Tuesday, December 07, 2010

Arsenic-based life study flawed

NASA*::

""""Redfield blogged a scathing attack on Saturday. Over the weekend, a few other scientists took to the Internet as well. Was this merely a case of a few isolated cranks? To find out, I reached out to a dozen experts on Monday. Almost unanimously, they think the NASA scientists have failed to make their case. "It would be really cool if such a bug existed," said San Diego State University's Forest Rohwer, a microbiologist who looks for new species of bacteria and viruses in coral reefs. But, he added, "none of the arguments are very convincing on their own." That was about as positive as the critics could get. "This paper should not have been published," said Shelley Copley of the University of Colorado.""""
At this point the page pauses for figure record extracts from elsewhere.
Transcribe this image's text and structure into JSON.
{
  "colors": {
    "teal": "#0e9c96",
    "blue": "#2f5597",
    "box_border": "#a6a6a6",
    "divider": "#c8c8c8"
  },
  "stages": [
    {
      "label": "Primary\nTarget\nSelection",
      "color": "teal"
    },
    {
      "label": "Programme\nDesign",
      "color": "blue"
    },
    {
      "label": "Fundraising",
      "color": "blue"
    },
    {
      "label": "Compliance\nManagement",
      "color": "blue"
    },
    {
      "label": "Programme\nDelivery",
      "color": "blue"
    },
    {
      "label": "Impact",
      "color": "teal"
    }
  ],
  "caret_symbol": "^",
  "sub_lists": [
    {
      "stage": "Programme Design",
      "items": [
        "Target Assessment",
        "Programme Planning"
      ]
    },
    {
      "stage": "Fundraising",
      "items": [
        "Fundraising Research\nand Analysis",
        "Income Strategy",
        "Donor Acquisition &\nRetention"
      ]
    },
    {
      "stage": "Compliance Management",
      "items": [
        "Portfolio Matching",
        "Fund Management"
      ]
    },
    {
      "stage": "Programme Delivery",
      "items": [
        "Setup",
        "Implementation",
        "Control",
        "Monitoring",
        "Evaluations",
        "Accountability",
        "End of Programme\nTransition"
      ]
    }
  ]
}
The hasty, conclusionary thinking typical of the NASA researchers--"we've discovered a new form of life"!---might be considered symptomatic of corporate research, or what one might term the Factoid-as- Entertainment business ( Factoid-bots live for the newest research or pop-science discovery; paraphrasing that clever factoid-positivist Bertrand Russelll, provide a necessarily true argument that the world didn't start yesterday).

Al Gore did much the same via his pitch of global warming, overlooking many difficult scientific issues (ie, proving whether natural or manmade CO2 results in warming, for one) jumping to conclusions, thus creating both mindless "climate advocates" and a yokel backlash. Uncertainty doesn't move product.